Les murmures du vieux noyer : Le Grenelle des animaux
28 nov. 2019Fatigué par le bruit infernal d’une création en colère, Dieu proposa un Grenelle des animaux. « Pourquoi ces cris ? Pourquoi ces haines ? Pourquoi ces violences ? Il faut qu’on se parle ! ». Les poissons étaient en grève et les oiseaux bloquaient les portes du ciel. On disait même que les anges n’avaient plus le moral.
Dieu voulut descendre dans la clairière pour rencontrer les animaux. Mais le vacarme augmenta. Les aigles au nom de la laïcité refusaient sa présence. Les hiboux demandaient sa démission. Les moutons bêlaient dans toutes les langues. Les souris ne voulaient pas venir, parce que les chats étaient invités. Les fourmis processionnaient, les grillons et les grenouilles se coalisaient contre le coq trop bruyant, les araignées affichaient leurs revendications et les marmottes faisaient grève de la faim.
Bref il fallut attendre mille ans pour qu’un jour au petit matin, Dieu puisse dire un mot. « Je vous ai donné des lois ! » Une huée emplit le ciel. « A bas les lois ! criait-on » « Tes lois, personne ne les respecte ! » « On se moque de toi car tu nous laisses faire ! »

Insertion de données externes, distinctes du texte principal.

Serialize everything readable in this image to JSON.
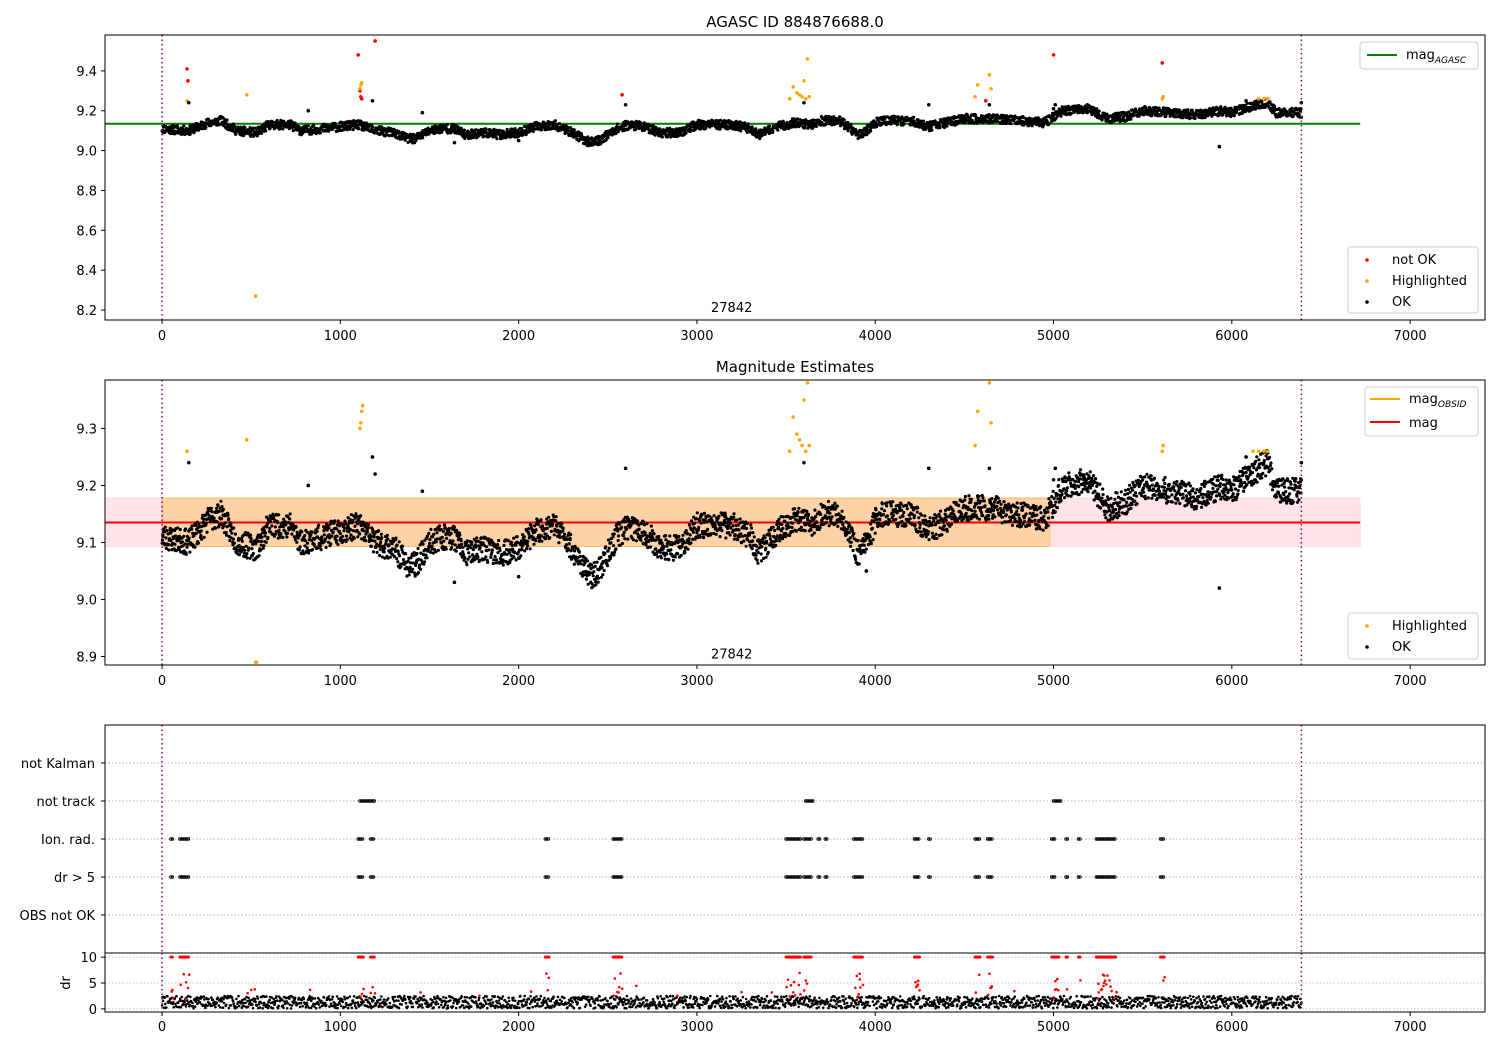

On a besoin d’un Chef qui nous traite comme des bêtes, à coup de fouet !» « Seul un tyran peut rétablir l’ordre ! ». Dieu alors, demanda s’il y avait quelques hommes dans cette foule hurlante.
Un seul s’approcha, sanguinolent comme un crucifié ou un nouveau-né : « Me voici, Père ! » Dieu lui dit : « Ne leur as-tu pas appris à s’aimer ? » - « Oui, mais les progrès sont lents ! »
- « Homme, mon Fils, Je ne leur enverrai pas d’autre Roi que toi ! Je te donne mille ans de plus pour achever ta tâche ». Un instant, la création fit silence. Moralité : l’Homme n’est pas encore totalement né.